LT: The audience know a lot about Latin American art. It’s been 14 or 15 years of very important exhibitions in museums from all over the world, since Body and Soul at the Guggenheim, to the last Soto exhibition at the Pompidou. With the PST the importance of Latin America is shown—from the historical to the contemporary—as well as the importance of the West Coast market. What we bring to proyectosLA is something more intellectual but very collectable, which has awakened the appetite of museum and important collections here. Also, it’s work completely undervalued. There’s a lot of braveness in the artists that come from other countries, artists who have reached levels of sophistication comparable to those from the art of the 50’s and 60’s, as is the case of Soto or Edgar Negrete. When you learn all what the artists in the 70’s had to do to survive, you start to understand the value of their work according to their context. It’s evident that there was a lot of important and eternal creations in Latin America when you realize the relations that exist between artists that have been historicized and the ones who just start being historicized.

José Carlos Martinat
Artist (Galería Revolver, Lima, Perú)

Terremoto: Could you talk a bit about the work you make from Graffiti?

José Carlos Martinat: It’s a work that since 2010 I usually do from graffiti from different places. In Lima, when we have electoral campaigns, the city gets bombed with text: political parties fill walls with slogans and promises. Based on this, the idea to develop a technic that would allow me to extract wall layers occurred, so then I would get letters of words from these politicians to form new phrases that questioned them, phrases that would then return to the streets. The work mutated and changed –like every work I make– which allowed me to go to other contexts with the series. One month and a half ago I was in Venezuela, during the delicate process of Maduro’s constitutional, it was hallucinating. I was interested in what was happening there, specifically in what the resistance was doing, who use everything they find on the streets to protect themselves. There is an urban thing, very interesting and moving and in a way admirable. There are guys who are in the front and protect themselves with cardboard shields, it’s a fucked up dictatorship. I specifically focused in street looks, both from the government and the resistance. I removed messages from both groups and mixed them to form a phrase that is here presented as a continuation from the project.

Carolina Caycedo
Artist (Instituto de Visión, Bogotá, Colombia)

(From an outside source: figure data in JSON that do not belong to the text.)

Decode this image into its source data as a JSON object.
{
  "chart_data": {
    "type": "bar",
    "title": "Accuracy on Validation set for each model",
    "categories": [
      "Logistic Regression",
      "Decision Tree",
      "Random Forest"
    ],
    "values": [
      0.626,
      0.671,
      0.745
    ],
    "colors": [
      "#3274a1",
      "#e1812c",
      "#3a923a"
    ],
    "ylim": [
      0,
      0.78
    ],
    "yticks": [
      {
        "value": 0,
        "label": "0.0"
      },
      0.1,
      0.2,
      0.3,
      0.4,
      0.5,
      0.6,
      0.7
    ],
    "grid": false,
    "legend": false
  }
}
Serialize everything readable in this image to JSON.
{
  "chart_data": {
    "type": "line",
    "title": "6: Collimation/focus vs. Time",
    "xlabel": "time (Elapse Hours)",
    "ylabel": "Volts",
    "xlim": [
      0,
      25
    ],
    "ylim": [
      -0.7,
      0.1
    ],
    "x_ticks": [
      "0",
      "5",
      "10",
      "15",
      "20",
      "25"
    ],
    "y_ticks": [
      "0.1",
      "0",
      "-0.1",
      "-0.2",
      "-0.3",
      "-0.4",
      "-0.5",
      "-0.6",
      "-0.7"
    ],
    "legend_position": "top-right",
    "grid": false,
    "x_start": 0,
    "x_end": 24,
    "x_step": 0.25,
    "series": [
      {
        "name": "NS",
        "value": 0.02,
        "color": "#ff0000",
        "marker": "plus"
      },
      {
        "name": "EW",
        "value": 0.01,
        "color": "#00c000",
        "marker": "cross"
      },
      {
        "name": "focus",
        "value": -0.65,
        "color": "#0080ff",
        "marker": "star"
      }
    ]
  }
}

Carolina Caycedo: I present work from 2010 which I did after coming to Los Angeles for the first time. I began to understand this context, what they call Chicanx art and Latinx art, in contrast to what I learned as “Latin American” art in Colombia. From understanding the so rich and dense connections, the work is a humble attempt to give a review of the Latinx and Latin American art history from a perspective identified as feminine. The clothing that forms the work was collected through contemporary artists close to me, as well as people in my family: things are mixed with my grandmother’s, my aunts’ and mates’ with Regina José Galindo, Mónica Rodríguez, Manuela Vieira, and even a thong that Juan Pablo Echeverri gave me. The work is a personal vision of art history, which includes people who had influenced me.

Terremoto: Thinking also of this serpent book (now visible in the exhibition A Universal History of Infamy in LACMA) and other works you have done regarding indigenous cosmogonies and ancient wisdom, do you think that one of the contemporary artist’s tasks would also be to rescue or invent new genealogies?

CC: Yes, totally, and also how to use different languages to convey certain ideas, such as narrative or accumulation of things, or genealogies of resistance. To establish family-type relationships–not only with other people, but also with the environment natural–rather than a corporate exploitation relationship. To work around these new genealogies from the visual field would help to face the regimes of oppression.